Patient selection also deserves attention when such a complication rate is reported. In our series, 10 of 16 patients were wheelchair bound, and thus for these patients, our goal was to improve sitting position as well as ease of transfers. In nonwheelchair-bound patients, severe contracture significantly impaired ambulation and restricted bracing options. In this population, tissue expansion and deformity correction were therefore indicated to improve ambulation and bracing options. In all patients, tissue expansion was only considered if the orthopaedic surgeon did not believe primary skin closure was easily obtainable at the time of deformity correction. Plastic surgery consultation with a view to soft tissue expansion was utilized as an attempt to avoid massive wound dehiscence/necrosis in this high-risk population; a complication that could necessitate amputation. A careful clinical screen by the plastic surgeon occurred at this consultation. Specific factors assessed included the patients’ medical comorbidities as well as the clinical picture of the extremity, particularly skin quality, perfusion status, and whether it was deemed possible for the extremity to accommodate expansion. In our experience, this led to one exclusion over our reported time frame due to scarred skin of poor quality at the proposed expander site.

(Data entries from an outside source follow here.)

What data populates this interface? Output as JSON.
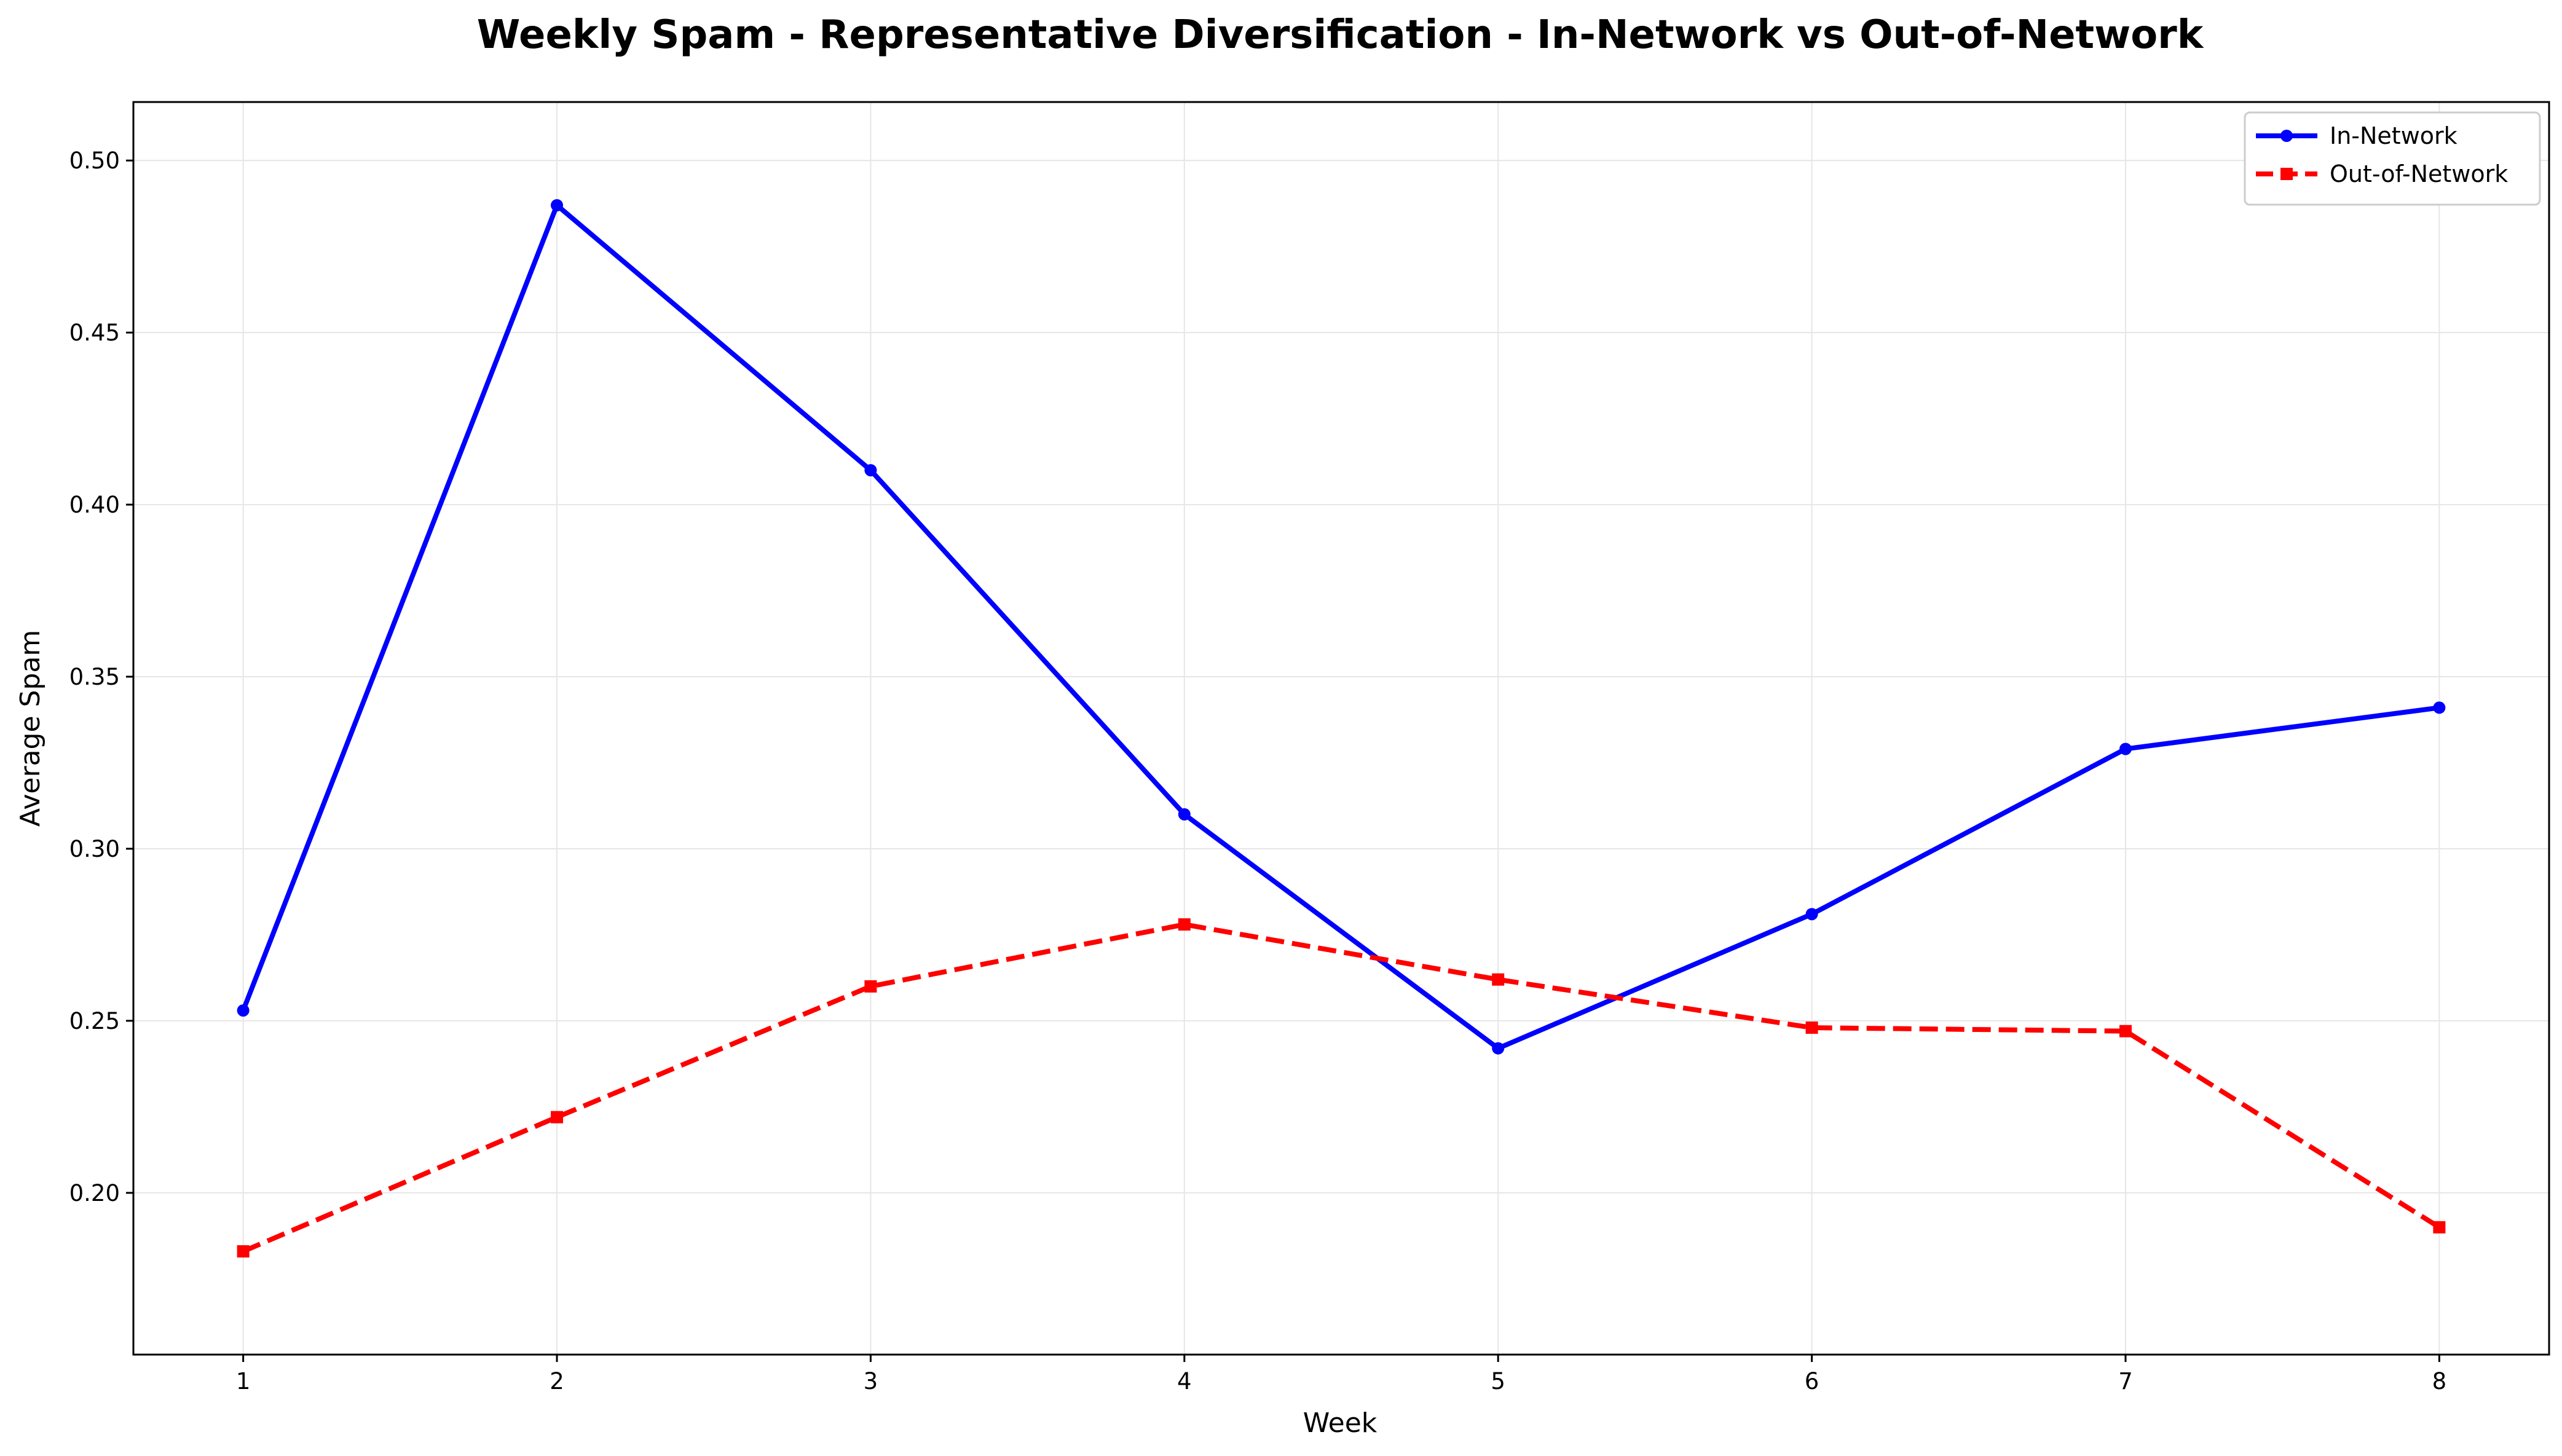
{
  "chart_data": {
    "type": "line",
    "title": "Weekly Spam - Representative Diversification - In-Network vs Out-of-Network",
    "xlabel": "Week",
    "ylabel": "Average Spam",
    "x": [
      1,
      2,
      3,
      4,
      5,
      6,
      7,
      8
    ],
    "x_ticks": [
      "1",
      "2",
      "3",
      "4",
      "5",
      "6",
      "7",
      "8"
    ],
    "xlim": [
      0.65,
      8.35
    ],
    "ylim": [
      0.153,
      0.517
    ],
    "y_ticks": [
      "0.20",
      "0.25",
      "0.30",
      "0.35",
      "0.40",
      "0.45",
      "0.50"
    ],
    "grid": true,
    "legend_position": "top-right",
    "series": [
      {
        "name": "In-Network",
        "values": [
          0.253,
          0.487,
          0.41,
          0.31,
          0.242,
          0.281,
          0.329,
          0.341
        ],
        "color": "#0000ff",
        "line_style": "solid",
        "marker": "circle"
      },
      {
        "name": "Out-of-Network",
        "values": [
          0.183,
          0.222,
          0.26,
          0.278,
          0.262,
          0.248,
          0.247,
          0.19
        ],
        "color": "#ff0000",
        "line_style": "dashed",
        "marker": "square"
      }
    ]
  }
}
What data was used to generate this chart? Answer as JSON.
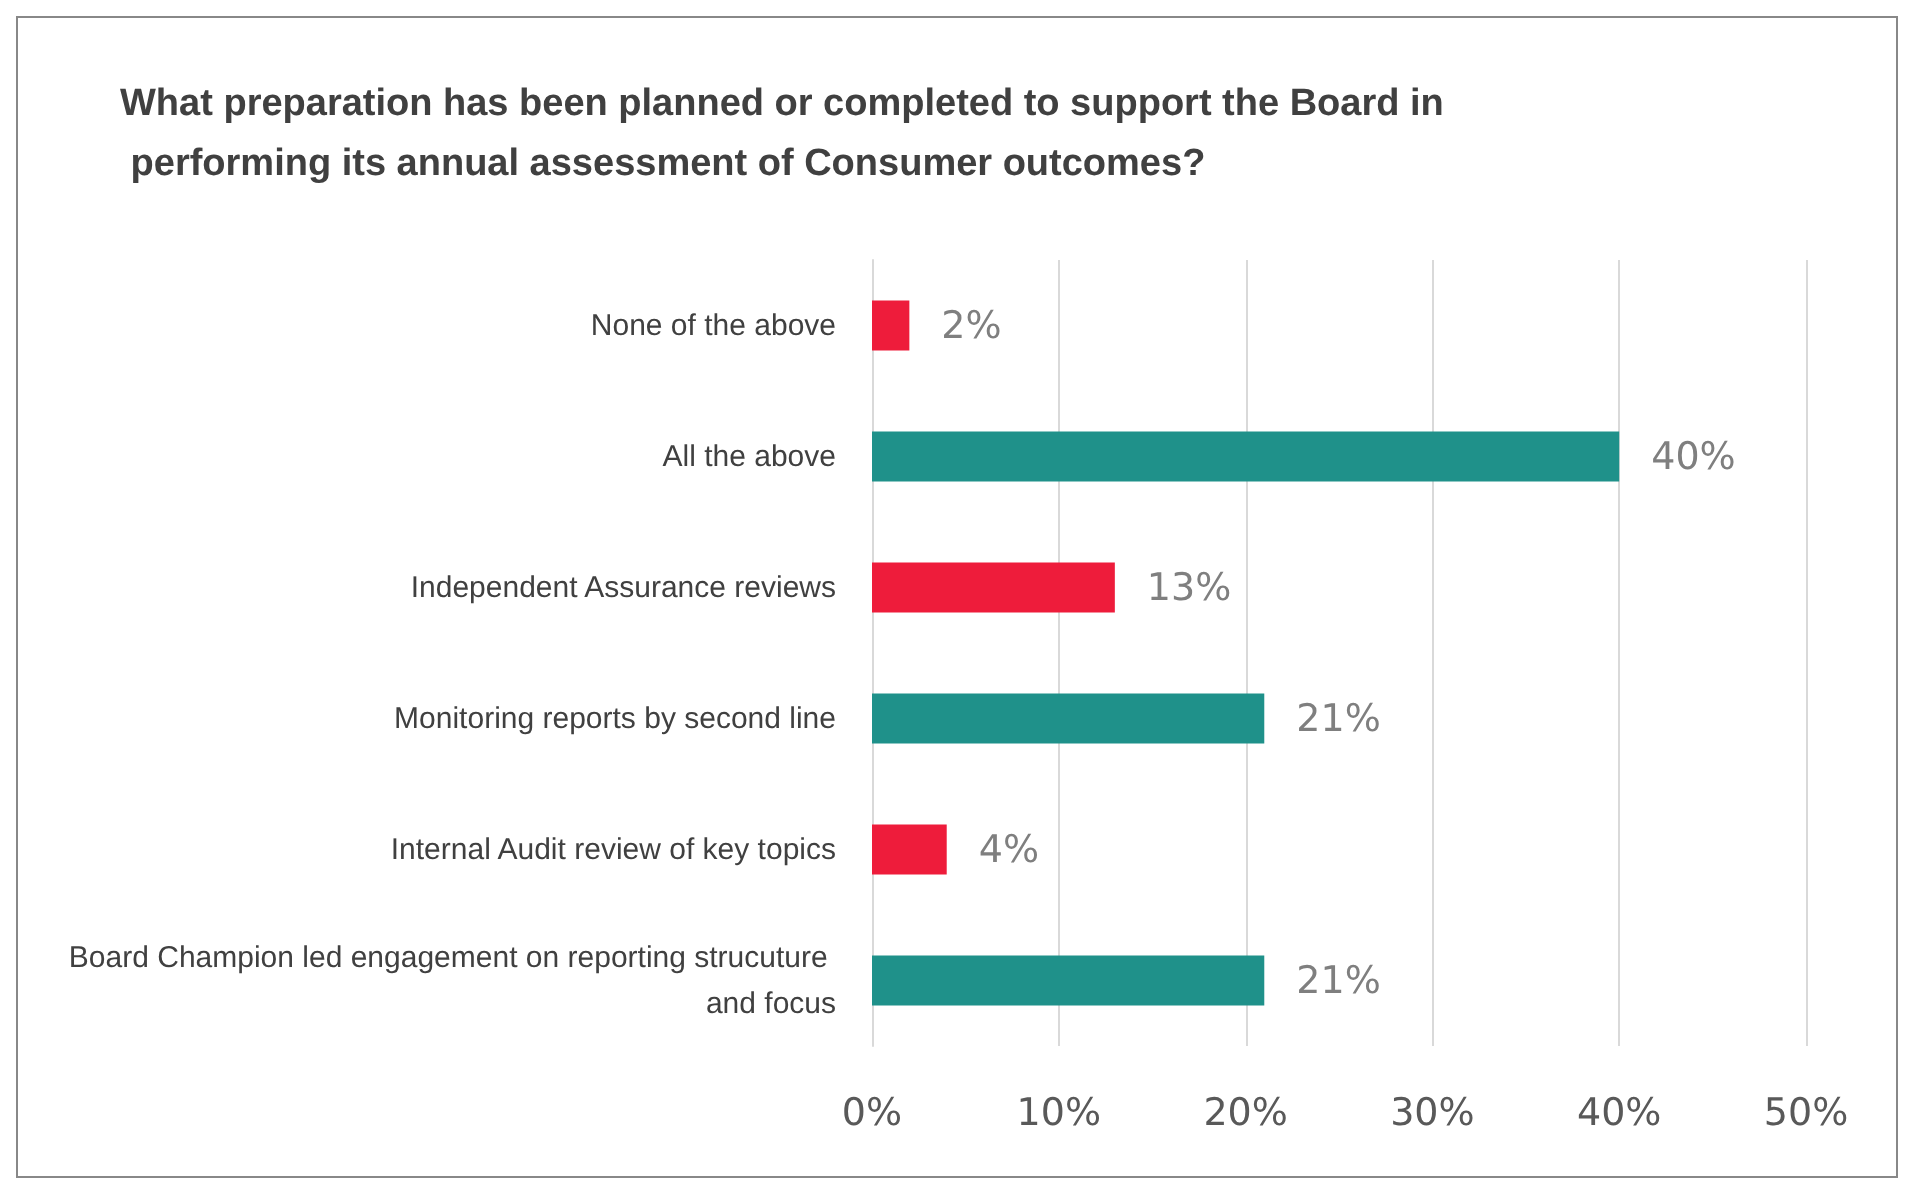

While our study has provided useful information on lower extremity tissue expansion, and specifically its use for severe equinovarus foot and ankle deformities, the power of our analysis was limited by our sample size. Furthermore, accurate analysis of the benefit tissue expansion provided in these patients would be better elucidated by a prospective analysis, eliminating the biases associated with a retrospective study.

Conclusion

To our knowledge, this represents the largest series of tissue expansion for equinovarus foot and ankle deformity in adults. Despite significant complication rates, adequate expansion was achieved in 94.7% of patients who subsequently went on to have successful deformity correction. We recommend the consideration of lower extremity tissue expansion in this challenging group of patients.

Footnotes

Level of Evidence: Level 4, Therapeutic

Declaration of Conflicting Interests: The author(s) declared no potential conflicts of interest with respect to the research, authorship, and/or publication of this article.

Funding: The author(s) received no financial support for the research, authorship, and/or publication of this article.